Accordingly, infection control experts have called for changes in unsanitary hospital conditions that enable C. diff. The disease is transferred through fecal matter, and when hospitals don't use sterile equipment, it can easily spread among patients.

When Amy Warren of Maineville, Ohio, was hospitalized for preterm labor treatment in 2004, she had a roommate who exhibited C. diff symptoms. Instead of isolating the roommate, the hospital allowed her to stay with Warren, even sharing a bathroom, where Warren probably contracted the disease.

Shortly after giving birth to a baby girl, Warren, 39, developed the epidemic strain of C. diff, which lingered for six months, through three recurrences.

“I had a fever, cramping and fatigue,” she said. “I couldn’t get out of bed.” Worse, “I had a newborn I was unable to care for,” she said. “It was horrible being away from my child.”

Acknowledging that so many cases of C. diff originate in hospitals, the federal government is considering adding it to a list of conditions that “could reasonably have been prevented,” and are therefore not reimbursable to hospitals under Medicare.

Medicare hopes to encourage hospitals to clean up their act--literally--by taking greater precautions in disinfecting surfaces, washing hands and wearing sterile garments.

“These are things you watch on ‘ER,’ but they’re not always observed,” said Ellen Griffith, spokeswoman for the Center for Medicare Services.
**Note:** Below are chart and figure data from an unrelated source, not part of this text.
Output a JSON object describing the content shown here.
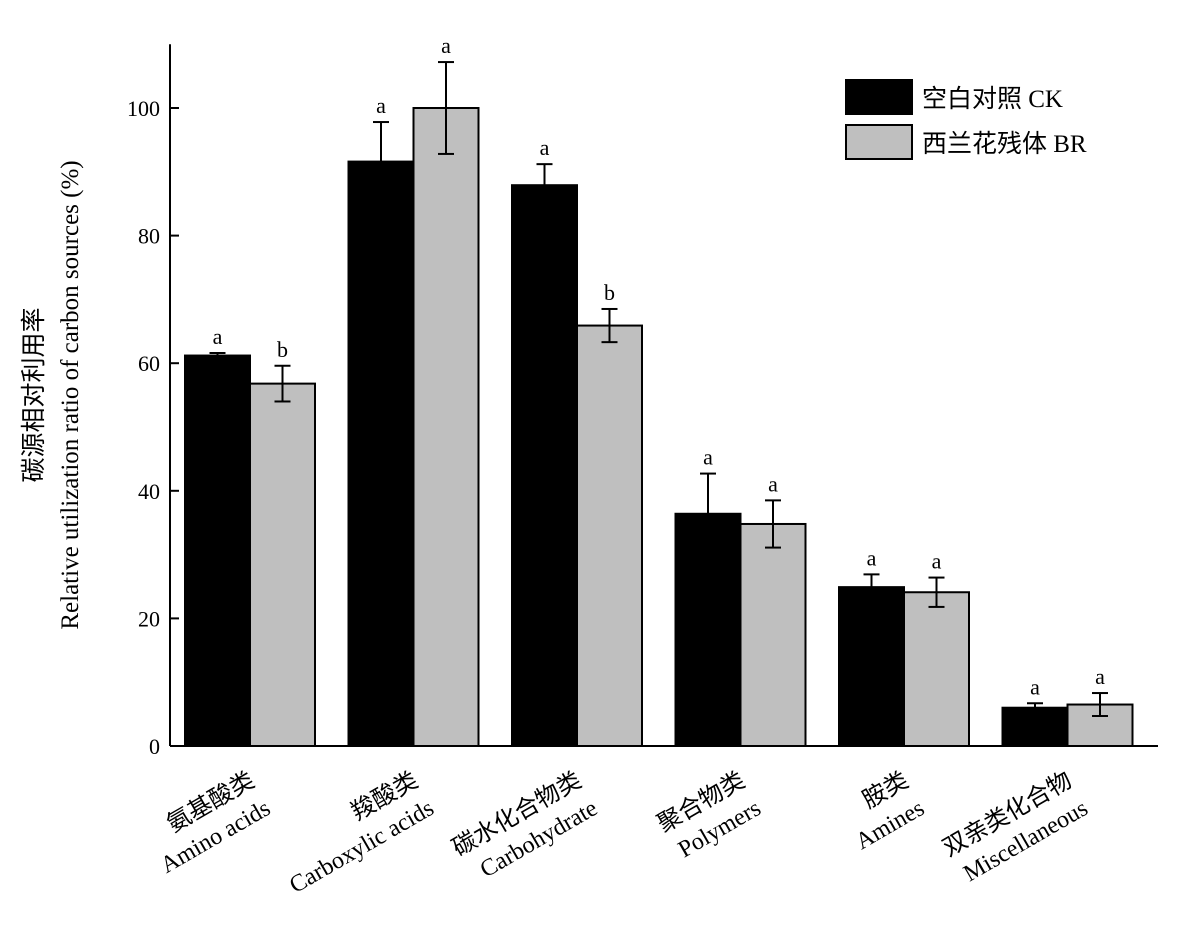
{
  "chart_data": {
    "type": "bar",
    "ylabel_cn": "碳源相对利用率",
    "ylabel_en": "Relative utilization ratio of carbon sources (%)",
    "ylim": [
      0,
      110
    ],
    "yticks": [
      0,
      20,
      40,
      60,
      80,
      100
    ],
    "grid": false,
    "legend_position": "top-right",
    "categories": [
      {
        "cn": "氨基酸类",
        "en": "Amino acids"
      },
      {
        "cn": "羧酸类",
        "en": "Carboxylic acids"
      },
      {
        "cn": "碳水化合物类",
        "en": "Carbohydrate"
      },
      {
        "cn": "聚合物类",
        "en": "Polymers"
      },
      {
        "cn": "胺类",
        "en": "Amines"
      },
      {
        "cn": "双亲类化合物",
        "en": "Miscellaneous"
      }
    ],
    "series": [
      {
        "name": "空白对照 CK",
        "color": "#000000",
        "values": [
          61.2,
          91.6,
          87.9,
          36.4,
          24.9,
          6.0
        ],
        "errors": [
          0.4,
          6.2,
          3.3,
          6.3,
          2.0,
          0.7
        ],
        "letters": [
          "a",
          "a",
          "a",
          "a",
          "a",
          "a"
        ]
      },
      {
        "name": "西兰花残体 BR",
        "color": "#bfbfbf",
        "values": [
          56.8,
          100.0,
          65.9,
          34.8,
          24.1,
          6.5
        ],
        "errors": [
          2.8,
          7.2,
          2.6,
          3.7,
          2.3,
          1.8
        ],
        "letters": [
          "b",
          "a",
          "b",
          "a",
          "a",
          "a"
        ]
      }
    ]
  }
}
In addition, there is a push to have physicians revisit how they prescribe antibiotics, the leading risk factor for C. diff. Excessive antibiotic intake destroys the body’s normal bacteria, which otherwise fight against the disease.

Using too many antibiotics is “like spraying Agent Orange,” Dr. Ron Whitmont, a homeopathic physician, said. “Not only does it kill the bad stuff, it kills the good stuff as well.”
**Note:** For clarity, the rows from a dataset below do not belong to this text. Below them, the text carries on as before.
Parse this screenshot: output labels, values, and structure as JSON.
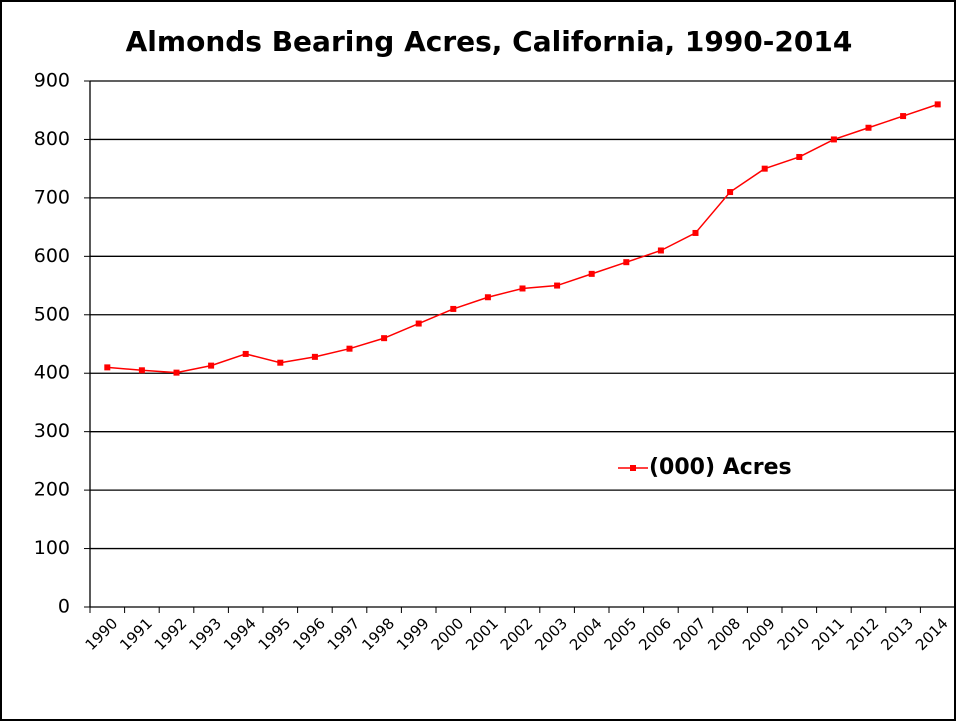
{
  "chart_data": {
    "type": "line",
    "title": "Almonds Bearing Acres, California, 1990-2014",
    "categories": [
      "1990",
      "1991",
      "1992",
      "1993",
      "1994",
      "1995",
      "1996",
      "1997",
      "1998",
      "1999",
      "2000",
      "2001",
      "2002",
      "2003",
      "2004",
      "2005",
      "2006",
      "2007",
      "2008",
      "2009",
      "2010",
      "2011",
      "2012",
      "2013",
      "2014"
    ],
    "series": [
      {
        "name": "(000) Acres",
        "color": "#ff0000",
        "values": [
          410,
          405,
          401,
          413,
          433,
          418,
          428,
          442,
          460,
          485,
          510,
          530,
          545,
          550,
          570,
          590,
          610,
          640,
          710,
          750,
          770,
          800,
          820,
          840,
          860
        ]
      }
    ],
    "ylim": [
      0,
      900
    ],
    "yticks": [
      0,
      100,
      200,
      300,
      400,
      500,
      600,
      700,
      800,
      900
    ],
    "grid": true
  }
}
Ironically, most doctors turn to antibiotics to treat C. diff. But homeopathic physicians argue these drugs are just feeding the problem.
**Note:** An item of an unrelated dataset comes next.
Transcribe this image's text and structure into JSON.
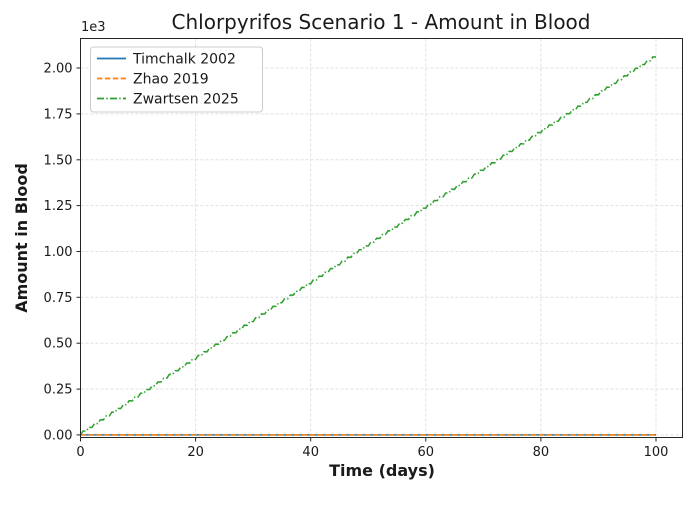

“Once you start treating it you might be successful, but down the road it might not respond,” Whitmont said. “You enter a merry-go-round. It doesn’t really deal with the problem.”

But some doctors recently have reported decreasing antibiotic prescriptions by up to 30 percent, McDonald said.

Meanwhile, he said, hospitals have begun to implement more stringent sanitation protocols, including mandatory isolation of suspected C. diff patients.

“The public should not be overly alarmed,” Septimus said. “We’ve made strides in learning about the disease and controlling it.”

That’s of little comfort to Nelson.

She was, technically, C. diff-free after the typical 10 days of antibiotic treatment. But over three years after her diagnosis, she continues to suffer from a host of related diseases, including gastritis and minor hypertension. In April she will have surgery to correct acid reflux.

“Once C. diff gets inside you, it goes wild,” she said.

Nelson, nevertheless, continues to search for ways to return to health.

“I'm the kind of person that always has hope, and I will exhaust every avenue to find an answer.”